Ireland's population still hasn't recovered from the combination of famine and mass emigration in the mid-nineteenth century.
- Crime rate in the US
This chart comes from US Census Bureau data, and the paper containing it seems to be this: J. A. Miron, 1999. "Violence and the U.S. prohibitions of drugs and alcohol," American Law and Economics Association, vol 1(1), pages 78-114. I am intensely curious about the very low homicide rate at the beginning of the twentieth century. Particularly since it differs from other charts of the same thing, for example this one from Steven Pinker's Better Angels.
The solution seems to be that a 1995 article in Demography contains a model of homicide data that has been widely used to estimate missing data. Why do we need a model you ask? Because the data from the period didn't include everywhere in the United States. Not being an expert, the model seems reasonable, but don't forget it is a model.

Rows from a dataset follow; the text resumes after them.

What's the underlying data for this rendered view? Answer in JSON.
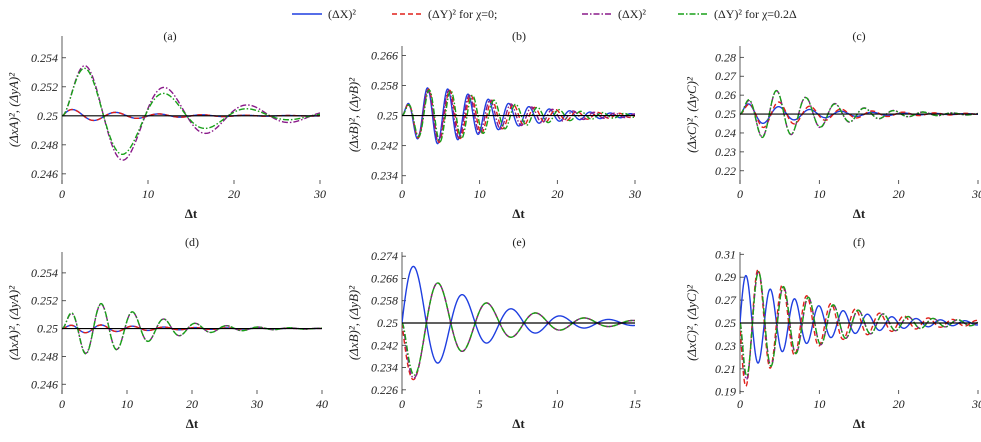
{
  "legend": {
    "items": [
      {
        "label": "(ΔX)²",
        "color": "#1f3fe0",
        "dash": "solid"
      },
      {
        "label": "(ΔY)²  for  χ=0;",
        "color": "#e0201a",
        "dash": "dash"
      },
      {
        "label": "(ΔX)²",
        "color": "#8a1a8a",
        "dash": "dashdot"
      },
      {
        "label": "(ΔY)²  for  χ=0.2Δ",
        "color": "#19a019",
        "dash": "dashdot"
      }
    ]
  },
  "chart_data": [
    {
      "panel": "(a)",
      "type": "line",
      "xlabel": "Δt",
      "ylabel": "(ΔxA)², (ΔyA)²",
      "xlim": [
        0,
        30
      ],
      "ylim": [
        0.2453,
        0.2555
      ],
      "xticks": [
        0,
        10,
        20,
        30
      ],
      "yticks": [
        0.246,
        0.248,
        0.25,
        0.252,
        0.254
      ],
      "yticklabels": [
        "0.246",
        "0.248",
        "0.25",
        "0.252",
        "0.254"
      ],
      "series": [
        {
          "key": "X0",
          "amp": 0.0005,
          "omega": 1.25,
          "decay": 0.12,
          "delay": 0.2
        },
        {
          "key": "Y0",
          "amp": 0.0005,
          "omega": 1.25,
          "decay": 0.12,
          "delay": 0.2
        },
        {
          "key": "X2",
          "amp": 0.0065,
          "omega": 0.65,
          "decay": 0.1,
          "delay": 2.2
        },
        {
          "key": "Y2",
          "amp": 0.0065,
          "omega": 0.65,
          "decay": 0.12,
          "delay": 2.2
        }
      ]
    },
    {
      "panel": "(b)",
      "type": "line",
      "xlabel": "Δt",
      "ylabel": "(ΔxB)², (ΔyB)²",
      "xlim": [
        0,
        30
      ],
      "ylim": [
        0.2318,
        0.2685
      ],
      "xticks": [
        0,
        10,
        20,
        30
      ],
      "yticks": [
        0.234,
        0.242,
        0.25,
        0.258,
        0.266
      ],
      "yticklabels": [
        "0.234",
        "0.242",
        "0.25",
        "0.258",
        "0.266"
      ],
      "series": [
        {
          "key": "X0",
          "amp": 0.017,
          "omega": 2.4,
          "decay": 0.12,
          "delay": 3.2
        },
        {
          "key": "Y0",
          "amp": 0.017,
          "omega": 2.3,
          "decay": 0.12,
          "delay": 3.5
        },
        {
          "key": "X2",
          "amp": 0.017,
          "omega": 2.35,
          "decay": 0.12,
          "delay": 3.8
        },
        {
          "key": "Y2",
          "amp": 0.018,
          "omega": 2.25,
          "decay": 0.12,
          "delay": 4.1
        }
      ]
    },
    {
      "panel": "(c)",
      "type": "line",
      "xlabel": "Δt",
      "ylabel": "(ΔxC)², (ΔyC)²",
      "xlim": [
        0,
        30
      ],
      "ylim": [
        0.213,
        0.286
      ],
      "xticks": [
        0,
        10,
        20,
        30
      ],
      "yticks": [
        0.22,
        0.23,
        0.24,
        0.25,
        0.26,
        0.27,
        0.28
      ],
      "yticklabels": [
        "0.22",
        "0.23",
        "0.24",
        "0.25",
        "0.26",
        "0.27",
        "0.28"
      ],
      "series": [
        {
          "key": "X0",
          "amp": 0.007,
          "omega": 1.6,
          "decay": 0.12,
          "delay": 0.5
        },
        {
          "key": "Y0",
          "amp": 0.012,
          "omega": 1.6,
          "decay": 0.12,
          "delay": 1.6
        },
        {
          "key": "X2",
          "amp": 0.035,
          "omega": 1.7,
          "decay": 0.15,
          "delay": 3.8
        },
        {
          "key": "Y2",
          "amp": 0.033,
          "omega": 1.7,
          "decay": 0.15,
          "delay": 3.3
        }
      ]
    },
    {
      "panel": "(d)",
      "type": "line",
      "xlabel": "Δt",
      "ylabel": "(ΔxA)², (ΔyA)²",
      "xlim": [
        0,
        40
      ],
      "ylim": [
        0.2453,
        0.2555
      ],
      "xticks": [
        0,
        10,
        20,
        30,
        40
      ],
      "yticks": [
        0.246,
        0.248,
        0.25,
        0.252,
        0.254
      ],
      "yticklabels": [
        "0.246",
        "0.248",
        "0.25",
        "0.252",
        "0.254"
      ],
      "series": [
        {
          "key": "X0",
          "amp": 0.00045,
          "omega": 1.3,
          "decay": 0.09,
          "delay": 1.5
        },
        {
          "key": "Y0",
          "amp": 0.00045,
          "omega": 1.3,
          "decay": 0.09,
          "delay": 1.5
        },
        {
          "key": "X2",
          "amp": 0.0055,
          "omega": 1.3,
          "decay": 0.13,
          "delay": 5.0
        },
        {
          "key": "Y2",
          "amp": 0.0055,
          "omega": 1.3,
          "decay": 0.13,
          "delay": 4.8
        }
      ]
    },
    {
      "panel": "(e)",
      "type": "line",
      "xlabel": "Δt",
      "ylabel": "(ΔxB)², (ΔyB)²",
      "xlim": [
        0,
        15
      ],
      "ylim": [
        0.2245,
        0.2755
      ],
      "xticks": [
        0,
        5,
        10,
        15
      ],
      "yticks": [
        0.226,
        0.234,
        0.242,
        0.25,
        0.258,
        0.266,
        0.274
      ],
      "yticklabels": [
        "0.226",
        "0.234",
        "0.242",
        "0.25",
        "0.258",
        "0.266",
        "0.274"
      ],
      "series": [
        {
          "key": "X0",
          "amp": 0.024,
          "omega": 2.0,
          "decay": 0.22,
          "delay": 0.0
        },
        {
          "key": "Y0",
          "amp": -0.024,
          "omega": 2.0,
          "decay": 0.22,
          "delay": 0.0
        },
        {
          "key": "X2",
          "amp": -0.024,
          "omega": 2.0,
          "decay": 0.22,
          "delay": 0.2
        },
        {
          "key": "Y2",
          "amp": -0.024,
          "omega": 2.0,
          "decay": 0.22,
          "delay": 0.3
        }
      ]
    },
    {
      "panel": "(f)",
      "type": "line",
      "xlabel": "Δt",
      "ylabel": "(ΔxC)², (ΔyC)²",
      "xlim": [
        0,
        30
      ],
      "ylim": [
        0.188,
        0.312
      ],
      "xticks": [
        0,
        10,
        20,
        30
      ],
      "yticks": [
        0.19,
        0.21,
        0.23,
        0.25,
        0.27,
        0.29,
        0.31
      ],
      "yticklabels": [
        "0.19",
        "0.21",
        "0.23",
        "0.25",
        "0.27",
        "0.29",
        "0.31"
      ],
      "series": [
        {
          "key": "X0",
          "amp": 0.045,
          "omega": 2.05,
          "decay": 0.11,
          "delay": 0.0
        },
        {
          "key": "Y0",
          "amp": -0.06,
          "omega": 2.05,
          "decay": 0.11,
          "delay": 0.0
        },
        {
          "key": "X2",
          "amp": -0.058,
          "omega": 2.0,
          "decay": 0.11,
          "delay": 0.3
        },
        {
          "key": "Y2",
          "amp": -0.058,
          "omega": 2.0,
          "decay": 0.11,
          "delay": 0.4
        }
      ]
    }
  ]
}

Eckberg, D. L. 1995. “Estimates of Early 20th-Century U.S. Homicide Rates,” Demography.
I've stumbled on the same dataset twice now. The Tuskegee Institute started keeping track of lynchings in 1892. The data only goes back to 1882, which is the year the Chicago Tribune started keeping numbers. The NAACP also started collecting numbers in 1912. You can see in the chart the point when lynching stopped being just a kind of frontier justice, and started being a way to terrorize black Americans. If data existed for the entire 19th century, I think this trend would be even more clear. Data in EXCEL here.
A post on the reddit for Slatestarcodex questioning the qualifications of Emil Kirkegaard, whom I'm linked several times. I think most of the points made by the anonymous poster are reasonable, and also wrong in Kirkegaard's case.
Emil Kirkegaard's response.
Ross Douthat argues that we should just go all the way to true Imperialism. A position that I endorse. S. M. Stirling gives a notable fictional example of how an actual empire, a universal state, can be genuinely multicultural. Also, the Hapsburgs.